Een optioneel beding van aanwas is een beding onder opschortende voorwaarde van het vooroverlijden van één van de echtgenoten en van het lichten van de optie door de langstlevende echtgenoot (cf. Hof van Cassatie 24 maart 2017, F.16.0067.N). Een beding onder opschortende voorwaarde heeft, als het is opgesteld na 1 januari 2023, bij vervulling van de voorwaarde uitwerking voor de toekomst (art. 5.147 van het Burgerlijk Wetboek). Het onroerend goed dat het voorwerp uitmaakt van het optioneel beding van aanwas waarbij de optie wordt gelicht na het overlijden is bijgevolg onderworpen aan de erfbelasting bij gebrek aan terugwerkende kracht van het optioneel beding van aanwas.
Indien het kanscontract evenwel voorziet in een terugwerking tot op het ogenblik van overlijden van de eerststervende zal er bij dit overlijden geen erfbelasting, geheven worden in toepassing van de artikelen 2.7.1.0.3 VCF en 2.7.1.0.5 VCF, maar wel verkooprecht.
In casu wordt vermeld: De kopers komen met name overeen dat, bij het overlijden van de eerststervende….
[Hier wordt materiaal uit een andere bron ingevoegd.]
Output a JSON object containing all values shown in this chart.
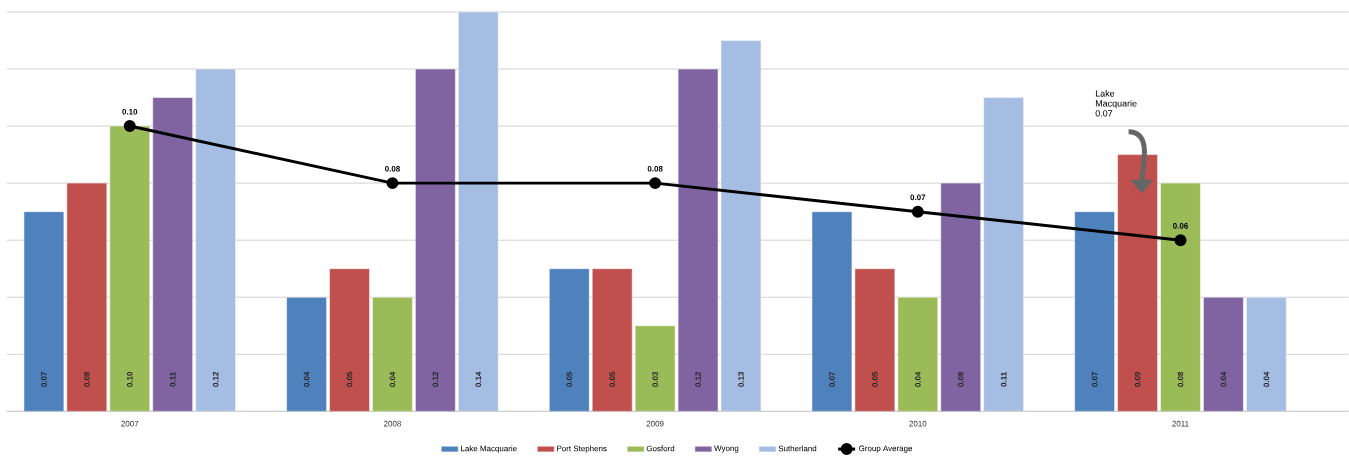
{
  "chart_data": {
    "type": "bar",
    "categories": [
      "2007",
      "2008",
      "2009",
      "2010",
      "2011"
    ],
    "series": [
      {
        "name": "Lake Macquarie",
        "color": "#4f81bd",
        "values": [
          0.07,
          0.04,
          0.05,
          0.07,
          0.07
        ],
        "value_labels": [
          "0.07",
          "0.04",
          "0.05",
          "0.07",
          "0.07"
        ]
      },
      {
        "name": "Port Stephens",
        "color": "#c0504d",
        "values": [
          0.08,
          0.05,
          0.05,
          0.05,
          0.09
        ],
        "value_labels": [
          "0.08",
          "0.05",
          "0.05",
          "0.05",
          "0.09"
        ]
      },
      {
        "name": "Gosford",
        "color": "#9bbb59",
        "values": [
          0.1,
          0.04,
          0.03,
          0.04,
          0.08
        ],
        "value_labels": [
          "0.10",
          "0.04",
          "0.03",
          "0.04",
          "0.08"
        ]
      },
      {
        "name": "Wyong",
        "color": "#8064a2",
        "values": [
          0.11,
          0.12,
          0.12,
          0.08,
          0.04
        ],
        "value_labels": [
          "0.11",
          "0.12",
          "0.12",
          "0.08",
          "0.04"
        ]
      },
      {
        "name": "Sutherland",
        "color": "#a5bde3",
        "values": [
          0.12,
          0.14,
          0.13,
          0.11,
          0.04
        ],
        "value_labels": [
          "0.12",
          "0.14",
          "0.13",
          "0.11",
          "0.04"
        ]
      },
      {
        "name": "Group Average",
        "color": "#000000",
        "type": "line",
        "marker": "circle",
        "values": [
          0.1,
          0.08,
          0.08,
          0.07,
          0.06
        ],
        "value_labels": [
          "0.10",
          "0.08",
          "0.08",
          "0.07",
          "0.06"
        ]
      }
    ],
    "ylim": [
      0,
      0.14
    ],
    "yticks": [
      {
        "value": 0,
        "label": null
      },
      {
        "value": 0.02,
        "label": null
      },
      {
        "value": 0.04,
        "label": null
      },
      {
        "value": 0.06,
        "label": null
      },
      {
        "value": 0.08,
        "label": null
      },
      {
        "value": 0.1,
        "label": null
      },
      {
        "value": 0.12,
        "label": null
      },
      {
        "value": 0.14,
        "label": null
      }
    ],
    "tick_labels": "x",
    "grid": "y",
    "legend": "bottom",
    "annotations": [
      "Lake Macquarie 0.07"
    ]
  }
}
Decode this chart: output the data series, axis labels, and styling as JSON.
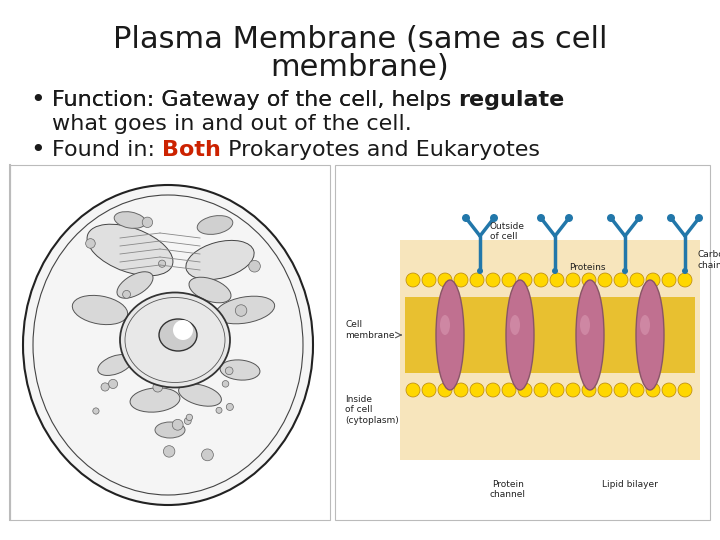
{
  "title_line1": "Plasma Membrane (same as cell",
  "title_line2": "membrane)",
  "bullet1_part1": "Function: Gateway of the cell, helps ",
  "bullet1_bold": "regulate",
  "bullet1_line2": "what goes in and out of the cell.",
  "bullet2_pre": "Found in: ",
  "bullet2_colored": "Both",
  "bullet2_post": " Prokaryotes and Eukaryotes",
  "bg_color": "#ffffff",
  "title_color": "#1a1a1a",
  "text_color": "#1a1a1a",
  "both_color": "#cc2200",
  "title_fontsize": 22,
  "bullet_fontsize": 16,
  "label_fontsize": 6.5
}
Hieruit blijkt duidelijk de bedoeling van de partijen is om er voor te zorgen dat het beding van aanwas met terugwerkende kracht uitwerking heeft op het ogenblik van het overlijden.
21. Indien de rechtshandelingen worden gesteld vanaf 1 juni 2012 kunnen ze afgetoetst worden aan de anti-misbruikbepalingen. Het contract maakt in casu geen fiscaal misbruik in de zin van art. 3.17.0.0.2 VCF aangezien er ook niet-fiscale motieven aan het contract ten grondslag liggen, tenzij uit de feiten blijkt dat de kansen uiteindelijk niet gelijkwaardig waren omdat één van de partijen kort na het sluiten van het contract niet onverwacht is komen te overlijden.
Deze beslissing heeft alleen betrekking op registratie- en erfbelasting en doet geen uitspraak over andere belastingen. Overeenkomstig artikel 3.22.0.0.1, §2, eerste lid, 3°, VCF spreekt deze beslissing zich niet uit over de mogelijke toepassing van niet door de aanvrager opgeworpen artikelen van de VCF.